Антарес прошлась вдоль окон и остановилась, когда её взгляд зацепился за ровер, неторопливо направлявшийся к карьеру.
– Мне отчего-то кажется, что живым вы были лучше, как человек. Лишённый простых человеческих радостей, эмоций и всего того, что делает человека человеком, ты превратился в бездушную машину. От этого немного не по себе.
– Вот мы и вернулись к моему изначальному предположению. Я вас пугаю, хотите вы того или нет.
– А ты и в самом деле утратил все качества человека? – спросила Антарес.
– Скорее я просто не замечаю многие из них, и они отходят на второй план. Хотя я отлично помню как это, – голограмма казалась сентиментальной и растроганной, – когда сердце болит от неразделённой любви, или как от ярости закипает кровь, или как замирает сердце, когда достигаешь заветной цели. Все эти сиюминутные эмоции, о которых вы, леди Антарес, говорите, хранятся в моей безграничной памяти. Но интеллектуальные возможности, которые я приобрёл, объединив свой разум с компьютером, – лицо застыло на мгновение, приняв выражение злой усмешки, – эти возможности показали мне, насколько безграничным может стать человеческое мышление. Взять, к примеру, состав атмосферы на этой безымянной луне.
– А что с ней? – Антарес оглянулась на голограмму, удивившись едва заметной перемене в механическом голосе господина Менингэма.
– С ней всё в порядке, – улыбнулась голограмма. – Эта луна живёт своей очень интересной жизнью. И её атмосфера подчиняется определённым законам. К примеру, когда мы только совершили посадку, воздух здесь состоял преимущественно из сероводорода, фтористого водорода и углекислого газа.
– Я это знаю, – вставила Антарес, отвернувшись обратно к окну.
Что-то в этом пейзаже теперь казалось ей странным, выбивающимся из общей картины. Она внимательно разглядывала каждый метр безмолвной степи, силясь отыскать то, что обеспокоило её.
– Да, – продолжало лицо хитро улыбаться, хотя на него никто не смотрел. – Но вы не знаете, что когда луна подходила к моменту своей встречи с другим спутником планеты, который я назвал Титаном, состав атмосферы на нашей луне стал меняться. Например, сероводород начал распадаться, образуя свободную серу.

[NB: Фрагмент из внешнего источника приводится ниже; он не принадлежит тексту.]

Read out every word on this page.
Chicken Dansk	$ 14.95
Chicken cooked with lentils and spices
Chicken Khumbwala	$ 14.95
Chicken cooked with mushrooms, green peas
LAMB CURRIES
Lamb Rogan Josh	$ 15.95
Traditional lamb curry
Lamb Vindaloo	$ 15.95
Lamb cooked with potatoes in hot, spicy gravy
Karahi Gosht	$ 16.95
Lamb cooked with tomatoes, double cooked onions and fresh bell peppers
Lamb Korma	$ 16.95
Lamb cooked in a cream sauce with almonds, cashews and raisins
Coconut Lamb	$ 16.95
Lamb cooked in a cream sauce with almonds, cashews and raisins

В то время, когда сила притяжения обездвижила ваше, дорогая моя Антарес, тело, по ночам в небе безымянной луны можно было наблюдать всполохи сгоравшей серы. Должно быть, это было завораживающее зрелище! – голограмма засмеялась. – Видите, я ещё могу говорить, как человек.
– Это совсем не одно и то же, что и быть человеком, – ответила Антарес, отвернувшись от окна.
Она пыталась поймать ускользавшее от её внимания несоответствие в пейзаже, косясь уголком глаза, надеясь, что периферическое зрение окажется более внимательным.
– Я не стану спорить на этот счёт, леди Антарес, так как каждый из нас при любом исходе беседы останется при своём мнении.
Антарес пожала плечами.
– Я продолжу, с вашего позволения, – голограмма пульсировала своим свечением, словно компьютер господина Менингэма мог испытывать нетерпение и волнение. – Итак, сероводород распался до свободной серы. Фтористый водород, соединяясь с кислородом и водородом, или попросту с молекулами воды, превращается в кислоту. А углекислый газ под давлением начал распадаться до угарного газа.